Het bedrijf, waar ik werk, bracht een cn amada buigmachine binnen, omdat het machinepark aan het verouderen was. (trouwens, ik vraag me nog steeds af hoe we goede nummers konden uitbrengen met de raves die we hadden)
Deze machine geeft ons nu de pers, en de man die ons heeft opgeleid, gaf ons een plaat waar we de delta l vinden die moet worden aangebracht volgens de ve, de dikte en de buigradius, die moet worden afgetrokken of toegevoegd om onze plaatwerkontwikkeling te hebben, volgens de buighoek.
Probleem: als we met deze plaat naar de pers zoeken, hebben we een afwijking van de pers die door de machine wordt gegeven (we nemen hetzelfde gewicht, dezelfde dikte van het werkstuk, dezelfde interne radius, ..... dat spreekt voor zich).
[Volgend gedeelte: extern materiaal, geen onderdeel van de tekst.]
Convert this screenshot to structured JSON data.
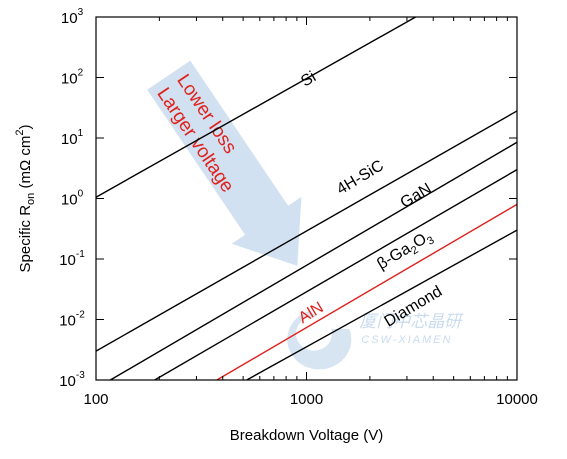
{
  "chart_data": {
    "type": "line",
    "xlabel": "Breakdown Voltage (V)",
    "ylabel_parts": {
      "main": "Specific R",
      "sub": "on",
      "units": " (mΩ cm",
      "units_sup": "2",
      "close": ")"
    },
    "x_scale": "log",
    "y_scale": "log",
    "xlim": [
      100,
      10000
    ],
    "ylim": [
      0.001,
      1000
    ],
    "grid": false,
    "x_ticks": [
      {
        "value": 100,
        "label": "100"
      },
      {
        "value": 1000,
        "label": "1000"
      },
      {
        "value": 10000,
        "label": "10000"
      }
    ],
    "y_ticks": [
      {
        "value": 0.001,
        "base": "10",
        "exp": "-3"
      },
      {
        "value": 0.01,
        "base": "10",
        "exp": "-2"
      },
      {
        "value": 0.1,
        "base": "10",
        "exp": "-1"
      },
      {
        "value": 1,
        "base": "10",
        "exp": "0"
      },
      {
        "value": 10,
        "base": "10",
        "exp": "1"
      },
      {
        "value": 100,
        "base": "10",
        "exp": "2"
      },
      {
        "value": 1000,
        "base": "10",
        "exp": "3"
      }
    ],
    "series": [
      {
        "name": "Si",
        "color": "#000000",
        "points": [
          [
            100,
            1.05
          ],
          [
            3300,
            1000
          ]
        ],
        "label_at": [
          1050,
          80
        ],
        "label_rotate": -31
      },
      {
        "name": "4H-SiC",
        "color": "#000000",
        "points": [
          [
            100,
            0.003
          ],
          [
            10000,
            28
          ]
        ],
        "label_at": [
          1850,
          1.9
        ],
        "label_rotate": -31
      },
      {
        "name": "GaN",
        "color": "#000000",
        "points": [
          [
            117,
            0.001
          ],
          [
            10000,
            8.5
          ]
        ],
        "label_at": [
          3400,
          0.95
        ],
        "label_rotate": -31
      },
      {
        "name_parts": [
          "β-Ga",
          "2",
          "O",
          "3"
        ],
        "color": "#000000",
        "points": [
          [
            190,
            0.001
          ],
          [
            10000,
            3
          ]
        ],
        "label_at": [
          3000,
          0.12
        ],
        "label_rotate": -31
      },
      {
        "name": "AlN",
        "color": "#e0201b",
        "points": [
          [
            375,
            0.001
          ],
          [
            10000,
            0.8
          ]
        ],
        "label_at": [
          1080,
          0.011
        ],
        "label_rotate": -31
      },
      {
        "name": "Diamond",
        "color": "#000000",
        "points": [
          [
            520,
            0.001
          ],
          [
            10000,
            0.3
          ]
        ],
        "label_at": [
          3300,
          0.014
        ],
        "label_rotate": -31
      }
    ],
    "annotation": {
      "lines": [
        "Lower loss",
        "Larger voltage"
      ],
      "color": "#e0201b",
      "arrow_color": "#c9dcee",
      "anchor": [
        340,
        12
      ],
      "rotate": 56
    },
    "watermark": {
      "cn": "厦门中芯晶研",
      "en": "CSW-XIAMEN",
      "color": "#c9dcee"
    }
  }
}
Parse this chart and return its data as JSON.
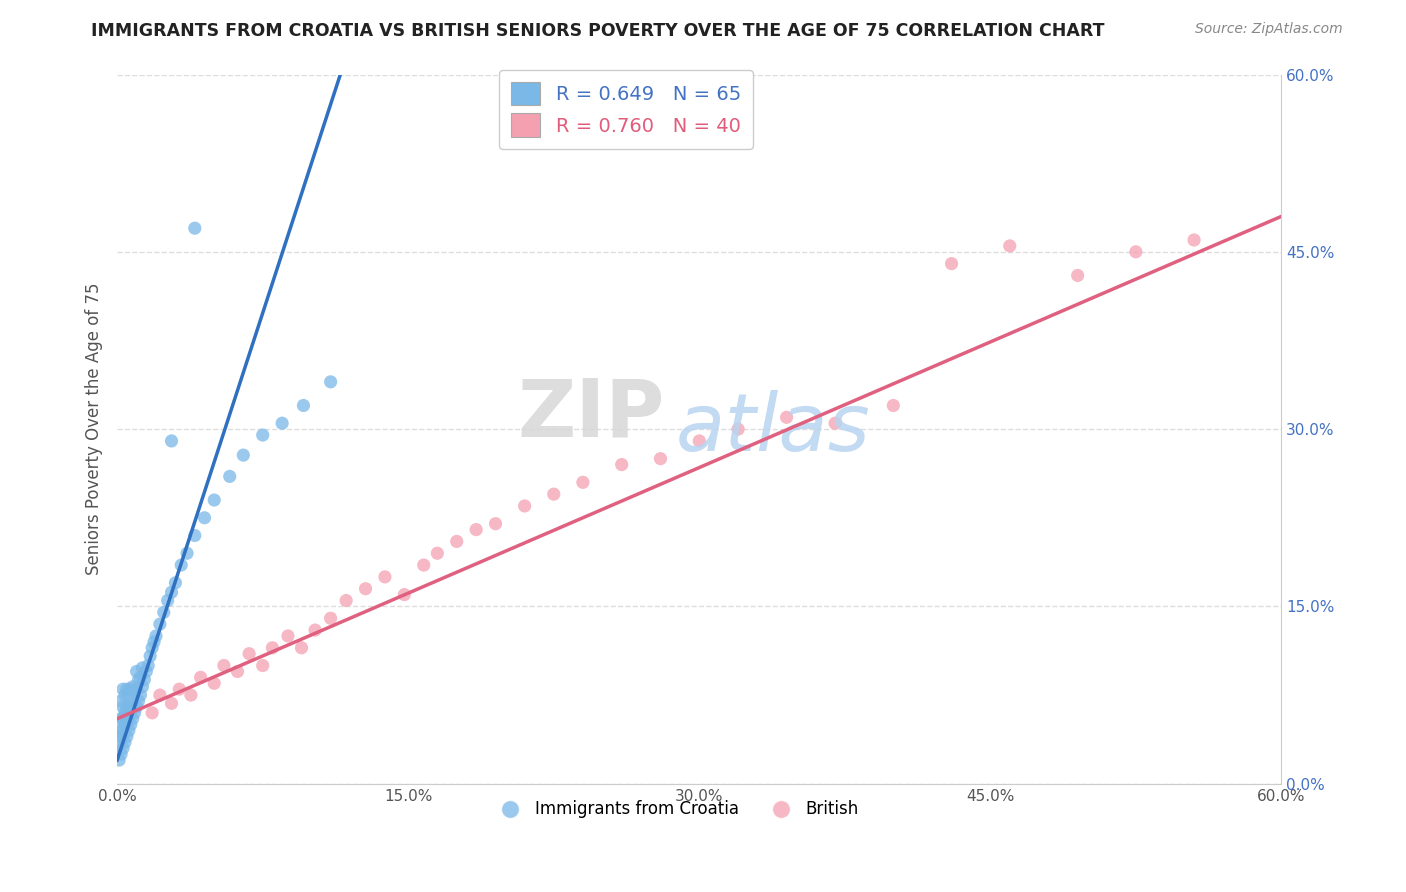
{
  "title": "IMMIGRANTS FROM CROATIA VS BRITISH SENIORS POVERTY OVER THE AGE OF 75 CORRELATION CHART",
  "source": "Source: ZipAtlas.com",
  "xlabel": "",
  "ylabel": "Seniors Poverty Over the Age of 75",
  "xlim": [
    0.0,
    0.6
  ],
  "ylim": [
    0.0,
    0.6
  ],
  "xtick_labels": [
    "0.0%",
    "15.0%",
    "30.0%",
    "45.0%",
    "60.0%"
  ],
  "xtick_vals": [
    0.0,
    0.15,
    0.3,
    0.45,
    0.6
  ],
  "ytick_vals": [
    0.0,
    0.15,
    0.3,
    0.45,
    0.6
  ],
  "right_ytick_labels": [
    "0.0%",
    "15.0%",
    "30.0%",
    "45.0%",
    "60.0%"
  ],
  "legend_r_blue": "R = 0.649",
  "legend_n_blue": "N = 65",
  "legend_r_pink": "R = 0.760",
  "legend_n_pink": "N = 40",
  "legend_label_blue": "Immigrants from Croatia",
  "legend_label_pink": "British",
  "blue_color": "#7ab8e8",
  "pink_color": "#f4a0b0",
  "blue_line_color": "#3070c0",
  "pink_line_color": "#e06080",
  "watermark_zip": "ZIP",
  "watermark_atlas": "atlas",
  "blue_scatter_x": [
    0.001,
    0.001,
    0.001,
    0.002,
    0.002,
    0.002,
    0.002,
    0.003,
    0.003,
    0.003,
    0.003,
    0.003,
    0.004,
    0.004,
    0.004,
    0.004,
    0.005,
    0.005,
    0.005,
    0.005,
    0.006,
    0.006,
    0.006,
    0.007,
    0.007,
    0.007,
    0.008,
    0.008,
    0.008,
    0.009,
    0.009,
    0.01,
    0.01,
    0.01,
    0.011,
    0.011,
    0.012,
    0.012,
    0.013,
    0.013,
    0.014,
    0.015,
    0.016,
    0.017,
    0.018,
    0.019,
    0.02,
    0.022,
    0.024,
    0.026,
    0.028,
    0.03,
    0.033,
    0.036,
    0.04,
    0.045,
    0.05,
    0.058,
    0.065,
    0.075,
    0.085,
    0.096,
    0.11,
    0.028,
    0.04
  ],
  "blue_scatter_y": [
    0.02,
    0.035,
    0.045,
    0.025,
    0.04,
    0.055,
    0.07,
    0.03,
    0.045,
    0.055,
    0.065,
    0.08,
    0.035,
    0.05,
    0.06,
    0.075,
    0.04,
    0.055,
    0.065,
    0.08,
    0.045,
    0.06,
    0.075,
    0.05,
    0.065,
    0.08,
    0.055,
    0.068,
    0.082,
    0.06,
    0.078,
    0.065,
    0.08,
    0.095,
    0.07,
    0.088,
    0.075,
    0.09,
    0.082,
    0.098,
    0.088,
    0.095,
    0.1,
    0.108,
    0.115,
    0.12,
    0.125,
    0.135,
    0.145,
    0.155,
    0.162,
    0.17,
    0.185,
    0.195,
    0.21,
    0.225,
    0.24,
    0.26,
    0.278,
    0.295,
    0.305,
    0.32,
    0.34,
    0.29,
    0.47
  ],
  "pink_scatter_x": [
    0.018,
    0.022,
    0.028,
    0.032,
    0.038,
    0.043,
    0.05,
    0.055,
    0.062,
    0.068,
    0.075,
    0.08,
    0.088,
    0.095,
    0.102,
    0.11,
    0.118,
    0.128,
    0.138,
    0.148,
    0.158,
    0.165,
    0.175,
    0.185,
    0.195,
    0.21,
    0.225,
    0.24,
    0.26,
    0.28,
    0.3,
    0.32,
    0.345,
    0.37,
    0.4,
    0.43,
    0.46,
    0.495,
    0.525,
    0.555
  ],
  "pink_scatter_y": [
    0.06,
    0.075,
    0.068,
    0.08,
    0.075,
    0.09,
    0.085,
    0.1,
    0.095,
    0.11,
    0.1,
    0.115,
    0.125,
    0.115,
    0.13,
    0.14,
    0.155,
    0.165,
    0.175,
    0.16,
    0.185,
    0.195,
    0.205,
    0.215,
    0.22,
    0.235,
    0.245,
    0.255,
    0.27,
    0.275,
    0.29,
    0.3,
    0.31,
    0.305,
    0.32,
    0.44,
    0.455,
    0.43,
    0.45,
    0.46
  ],
  "blue_line_x": [
    0.0,
    0.115
  ],
  "blue_line_y": [
    0.02,
    0.6
  ],
  "pink_line_x": [
    0.0,
    0.6
  ],
  "pink_line_y": [
    0.055,
    0.48
  ]
}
Voorbeeld: met 2 bochten van 90° op een plaat van 2 mm krijg je 0,75 mm minder verschil ten opzichte van de machinepers.
Op 4 laags is het bijna 3,5 mm verschil
Heeft iemand een formule of iets dergelijks (zoals klaptafel, verliestafel bij de vouw,........)Of geef ons feedback over het type Amada vouwmachine
trouwens, het blad zou me interesseren =) Als je het naar mij zou kunnen sturen.
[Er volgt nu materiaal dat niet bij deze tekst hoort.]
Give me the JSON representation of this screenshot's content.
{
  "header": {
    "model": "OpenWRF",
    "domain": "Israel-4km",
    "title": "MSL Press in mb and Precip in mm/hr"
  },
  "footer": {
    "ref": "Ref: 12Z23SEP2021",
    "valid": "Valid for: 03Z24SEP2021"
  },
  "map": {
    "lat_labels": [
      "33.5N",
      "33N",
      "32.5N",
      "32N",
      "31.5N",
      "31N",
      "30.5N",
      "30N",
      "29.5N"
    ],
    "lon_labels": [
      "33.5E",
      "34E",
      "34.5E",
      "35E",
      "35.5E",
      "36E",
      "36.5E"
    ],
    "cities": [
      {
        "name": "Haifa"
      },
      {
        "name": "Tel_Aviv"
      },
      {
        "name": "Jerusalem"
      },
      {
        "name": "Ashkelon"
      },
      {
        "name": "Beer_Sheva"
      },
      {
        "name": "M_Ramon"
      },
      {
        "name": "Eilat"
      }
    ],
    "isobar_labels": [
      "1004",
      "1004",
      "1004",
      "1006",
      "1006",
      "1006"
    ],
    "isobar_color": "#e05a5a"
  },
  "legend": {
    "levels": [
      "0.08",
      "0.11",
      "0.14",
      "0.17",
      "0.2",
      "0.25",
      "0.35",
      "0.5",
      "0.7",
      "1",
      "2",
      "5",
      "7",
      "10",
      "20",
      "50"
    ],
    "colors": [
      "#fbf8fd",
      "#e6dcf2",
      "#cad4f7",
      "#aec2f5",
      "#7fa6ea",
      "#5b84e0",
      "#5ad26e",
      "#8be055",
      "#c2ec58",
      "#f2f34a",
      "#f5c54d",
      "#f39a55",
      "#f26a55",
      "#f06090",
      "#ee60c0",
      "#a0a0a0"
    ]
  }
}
Persoonlijk gebruik ik de K-factor die ik vaak op 0,33 zet.
Voorbeeld:
Plaatwerk in 15/10 of 20/10
V van 16
Vouwradius 2,6 of 2,7 afhankelijk van de fabrikant.
K-factor op 0,33 (of 0,5 als het een verpletterde vouw is)
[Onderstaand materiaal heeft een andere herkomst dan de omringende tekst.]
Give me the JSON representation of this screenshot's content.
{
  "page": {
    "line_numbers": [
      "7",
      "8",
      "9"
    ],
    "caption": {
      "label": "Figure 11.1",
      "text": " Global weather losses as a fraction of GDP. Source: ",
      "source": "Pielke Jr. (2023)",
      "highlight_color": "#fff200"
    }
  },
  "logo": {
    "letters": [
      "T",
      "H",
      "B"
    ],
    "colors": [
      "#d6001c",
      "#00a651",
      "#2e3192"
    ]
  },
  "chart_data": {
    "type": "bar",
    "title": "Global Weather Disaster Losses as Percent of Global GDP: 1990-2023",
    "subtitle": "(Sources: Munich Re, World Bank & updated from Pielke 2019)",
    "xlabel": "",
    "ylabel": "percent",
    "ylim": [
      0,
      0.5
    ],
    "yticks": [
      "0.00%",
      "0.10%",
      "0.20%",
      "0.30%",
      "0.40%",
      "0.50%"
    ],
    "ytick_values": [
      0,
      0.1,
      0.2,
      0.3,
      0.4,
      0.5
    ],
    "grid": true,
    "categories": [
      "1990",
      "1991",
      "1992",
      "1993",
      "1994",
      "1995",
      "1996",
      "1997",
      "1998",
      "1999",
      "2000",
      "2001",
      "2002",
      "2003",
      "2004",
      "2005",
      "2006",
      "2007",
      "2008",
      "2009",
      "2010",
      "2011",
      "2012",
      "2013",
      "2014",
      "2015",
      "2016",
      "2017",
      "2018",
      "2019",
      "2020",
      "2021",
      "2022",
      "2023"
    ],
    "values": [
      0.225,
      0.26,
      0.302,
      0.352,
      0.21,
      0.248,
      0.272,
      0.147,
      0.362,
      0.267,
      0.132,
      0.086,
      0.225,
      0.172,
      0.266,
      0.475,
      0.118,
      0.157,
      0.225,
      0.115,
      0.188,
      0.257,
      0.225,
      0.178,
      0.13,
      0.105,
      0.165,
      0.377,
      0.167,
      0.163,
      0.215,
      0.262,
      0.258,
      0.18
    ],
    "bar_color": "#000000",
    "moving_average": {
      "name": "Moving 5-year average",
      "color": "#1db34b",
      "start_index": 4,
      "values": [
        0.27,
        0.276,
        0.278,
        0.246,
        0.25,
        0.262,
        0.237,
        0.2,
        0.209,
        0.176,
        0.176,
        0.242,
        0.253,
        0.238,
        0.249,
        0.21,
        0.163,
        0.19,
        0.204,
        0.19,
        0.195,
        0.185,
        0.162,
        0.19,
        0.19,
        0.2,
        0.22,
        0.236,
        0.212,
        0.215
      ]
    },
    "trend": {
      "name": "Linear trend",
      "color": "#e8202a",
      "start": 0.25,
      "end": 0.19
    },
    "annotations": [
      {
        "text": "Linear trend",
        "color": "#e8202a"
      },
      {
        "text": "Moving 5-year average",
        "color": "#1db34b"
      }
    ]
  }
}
Maar aan de andere kant heb ik meer problemen met diktes boven de 5mm
Over het algemeen vindt hij in de werkplaats tot 40/10 1 mm verschil.
Ik zou zeggen dat je wat tests moet doen tussen SW en je machine om een goede klaptafel te maken waarmee je altijd zo dicht mogelijk bij je machine kunt zijn.
Het is ook belangrijk om te weten dat buigen ook afhankelijk is van het materiaal en de walsrichting. Er wordt ook rekening gehouden met het menselijke aspect.
Kortom, als je gaat vouwen met Solidworks, moet je proberen, proberen, proberen, dan nog eens proberen =)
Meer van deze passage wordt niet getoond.